I’m a firm believer in the power or art on many levels, but I want to focus on one aspect.
What is the value of being Part of Your Art?
As part of our process in the portrait tier of our business, I always ask clients what they intend to do with the art we create for them?
As a print artist, I get to witness every day the power of print. The feeling of breathing life into an image when we take it off our computer screen and bring it into the physical world. I get to see the physical response of my clients as they experience this as well. But, not everyone has this experience.
As I often experience with new clients, I’m always intrigued to hear how many people discuss not initially being interested in large prints of their family for fear of seeming vain.
To that, I’d like to offer a different perspective.
What if I asked it a different way?
What message do you send to your children and your spouse when you choose to make them part of your daily experience?
What perspective can we gain from starting and ending our day with a moment in time with the people we love most?
What do we tell ourselves when we have to look at our own portrait being the only one that knows what we were thinking in that moment?

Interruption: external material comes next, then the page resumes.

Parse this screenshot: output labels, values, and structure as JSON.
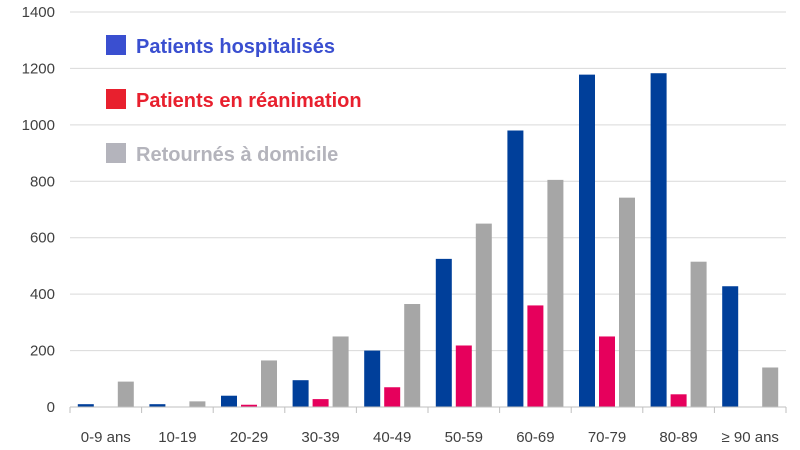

How can we still connect with and remember our elders when they have moved from this world? Can we still facilitate an experience between them and our young children who didn’t get the opportunity to meet?
We have so much to gain from changing this point of view. What is wrong with celebrating the things in our lives that matter most? Our relationships and the people we love. If we can’t celebrate this in our home, what chance do we have in the outside world?
Being part of our art tells our children they matter. It validates why we go to work. It reminds us to slow down and create more moments with the precious time we have. It helps us navigate our new relationships as they develop.
Sometimes people bring up the question about what to do with family portraits when everyone has grown and changed? Where should we put the “old” ones?
This does not adhere to my philosophy. In fact, to the contrary, I challenge this idea with another that our portraits gain strength with time.
When I have families have portraits done regularly over time, their story is captured. Their milestones are recorded. They get to relive those each day. We work with families to rework their collections to include new additions. To counter point a time when their children were small to a time when they’ve grown. Themselves as children next to their children and grandchildren.
Wow…such power in those stories.
I have one client who had us take their family’s portrait almost 14 times in three years. Even I, in the moment thought that was a lot. But not any more. What I learned was that through capturing maternities, newborn children, baptisms, family events, and more, I was able to document many stories in parallel. I watched the parents grow from youths to parents. I watched the emotions of young parents taking on the strength and responsibility of guardians. Babies celebrate small victories.
When they had me assemble a book as a gift that documented their story, it was nothing less than magical.
Being part of your art is an idea and a validation that it is not only okay to show how much your family means, perhaps we all have a responsibility.
Now, that said, as an artist, I accept this may mean different things to different families and that’s why I don’t think there’s a one-size-fits-all approach.
Some families may want a more traditional approach to family portraiture. Other families may want a unique commissioned art piece that represents their family in a unique way. Whatever the case, I believe, as an artist and a lover of humanity and people that everyone is extraordinary and deserves to be celebrated.
It’s a good thing. Celebrate you. Celebrate your relationships.